Aunque Toth confiesa haberle quitado el cuerpo a los ’70, los ’80 lo tuvieron como protagonista, tocando tanto con el moderno Porchetto de comienzos de década como en el primer disco de Santaolalla, y más tarde integrando la banda de Charly García, un trabajo que terminó llevándolo al éxito continental como parte del trío GIT. Reconvertido en productor durante los ’90, Toth acaba de trabajar en el flamante disco de Los Piojos y mientras ensaya con Los Gatos está terminando el nuevo de la Bersuit. “Es difícil salir de ese rol”, confiesa. “Pero voy aprendiendo a tratar de disfrutar del momento cuando toco con Los Gatos. Somos lo que somos, y sonamos como sonamos. El desafío era estar a la altura de lo que todo el mundo recuerda que éramos, y creo que eso lo vamos consiguiendo.” Justamente eso es lo que recordaba el baterista Rodolfo García, ex Almendra, en el asado después del debut en Rosario: que Los Gatos siempre sonaron muy bien en vivo. Y, durante mucho tiempo, mantuvieron el mito de ser los únicos de rechazar cualquier posibilidad de reunión. “Siempre hubo propuestas”, confiesa Litto. “La más seria fue después de la reunión de Seru, y se habló de estadios y cientos de miles. Pero nadie arriesgaba nada, íbamos siempre a porcentaje. Y además era un negocio que no me dejaba tranquilo con mi conciencia.”

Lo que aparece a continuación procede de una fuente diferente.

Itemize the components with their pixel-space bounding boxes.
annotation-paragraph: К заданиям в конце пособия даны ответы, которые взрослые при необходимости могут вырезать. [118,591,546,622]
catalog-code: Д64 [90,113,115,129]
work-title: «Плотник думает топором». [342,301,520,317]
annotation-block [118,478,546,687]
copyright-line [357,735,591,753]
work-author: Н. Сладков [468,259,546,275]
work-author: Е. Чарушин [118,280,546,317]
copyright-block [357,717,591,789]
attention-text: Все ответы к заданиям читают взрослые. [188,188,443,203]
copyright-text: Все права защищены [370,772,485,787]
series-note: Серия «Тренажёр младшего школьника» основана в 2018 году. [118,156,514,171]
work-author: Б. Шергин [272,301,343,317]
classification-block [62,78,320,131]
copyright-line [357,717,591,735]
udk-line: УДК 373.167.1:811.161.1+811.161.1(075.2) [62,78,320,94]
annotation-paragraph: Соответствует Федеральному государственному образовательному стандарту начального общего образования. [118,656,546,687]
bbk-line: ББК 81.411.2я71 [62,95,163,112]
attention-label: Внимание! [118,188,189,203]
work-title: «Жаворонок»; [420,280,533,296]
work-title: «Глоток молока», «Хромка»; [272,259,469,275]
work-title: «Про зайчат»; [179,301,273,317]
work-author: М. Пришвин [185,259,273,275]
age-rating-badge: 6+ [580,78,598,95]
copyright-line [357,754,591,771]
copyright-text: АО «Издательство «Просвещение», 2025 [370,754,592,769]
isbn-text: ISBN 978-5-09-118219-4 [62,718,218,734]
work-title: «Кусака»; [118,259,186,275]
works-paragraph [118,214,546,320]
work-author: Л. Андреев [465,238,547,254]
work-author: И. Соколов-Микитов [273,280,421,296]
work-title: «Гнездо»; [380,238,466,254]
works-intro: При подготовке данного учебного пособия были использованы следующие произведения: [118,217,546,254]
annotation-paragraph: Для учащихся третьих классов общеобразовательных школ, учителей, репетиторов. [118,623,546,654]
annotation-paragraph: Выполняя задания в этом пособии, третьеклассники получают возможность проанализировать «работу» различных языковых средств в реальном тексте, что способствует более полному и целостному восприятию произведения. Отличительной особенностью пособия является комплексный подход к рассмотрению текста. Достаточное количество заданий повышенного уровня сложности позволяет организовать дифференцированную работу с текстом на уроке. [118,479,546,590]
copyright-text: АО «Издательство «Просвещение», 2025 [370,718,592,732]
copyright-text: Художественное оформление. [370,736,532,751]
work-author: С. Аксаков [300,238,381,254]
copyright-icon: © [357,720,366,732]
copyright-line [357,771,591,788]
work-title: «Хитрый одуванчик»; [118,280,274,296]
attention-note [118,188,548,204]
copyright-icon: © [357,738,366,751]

¿Qué cambió para que ahora se reúnan Los Gatos, y Litto quiera volver a tocar “La balsa”? Pasó el tiempo, para empezar. “Antes me negaba a tocar ‘La balsa’ porque la gente sólo quería escuchar eso, y no tenía oído para mis cosas nuevas. Pero ahora ya no es así: desde hace tiempo, mis derechos de autor en todo el mundo son superiores por ‘Sólo se trata de vivir’ que por ‘La balsa’.” Pero los números redondos ayudan. El éxito del regreso de Los Gatos Salvajes fue una experiencia importante para Litto, y este retorno de Los Gatos empezó como un homenaje, en realidad. “Empezamos a armar un show con invitados, pero cuando apareció Kay nos dimos cuenta de que era el regreso del grupo, y no un homenaje”, explica Ciro. Por lo pronto, los shows para la gira de esta reunión se van sumando, incluyendo una reedición del catálogo completo del grupo. Y el sueño de Nebbia es dejar grabado un disco, con canciones nuevas y versiones con sonido Gatos de clásicos ajenos, antes de separarse a fin de año y seguir cada uno con lo suyo. A juzgar por el tratamiento Gato que le dieron a un tema de Lalo de Los Santos en el concierto de Rosario, el proyecto va a ser más que interesante. “Yo prefiero no tener expectativas”, se ataja Ciro Fogliatta. “Porque si se trata de sueños, siempre quise tocar en el Carnegie Hall. Y de acá, en el Colón. Pero mejor vivir al día. Ya tocamos en nuestra casa, pero ahora es el turno de la vidriera: Buenos Aires.” Una cosa es segura: Los Gatos están de regreso. Y la historia pide repaso, pero siempre pensando hacia adelante.
Los Gatos empiezan su gira nacional este jueves en el Teatro Gran Rex.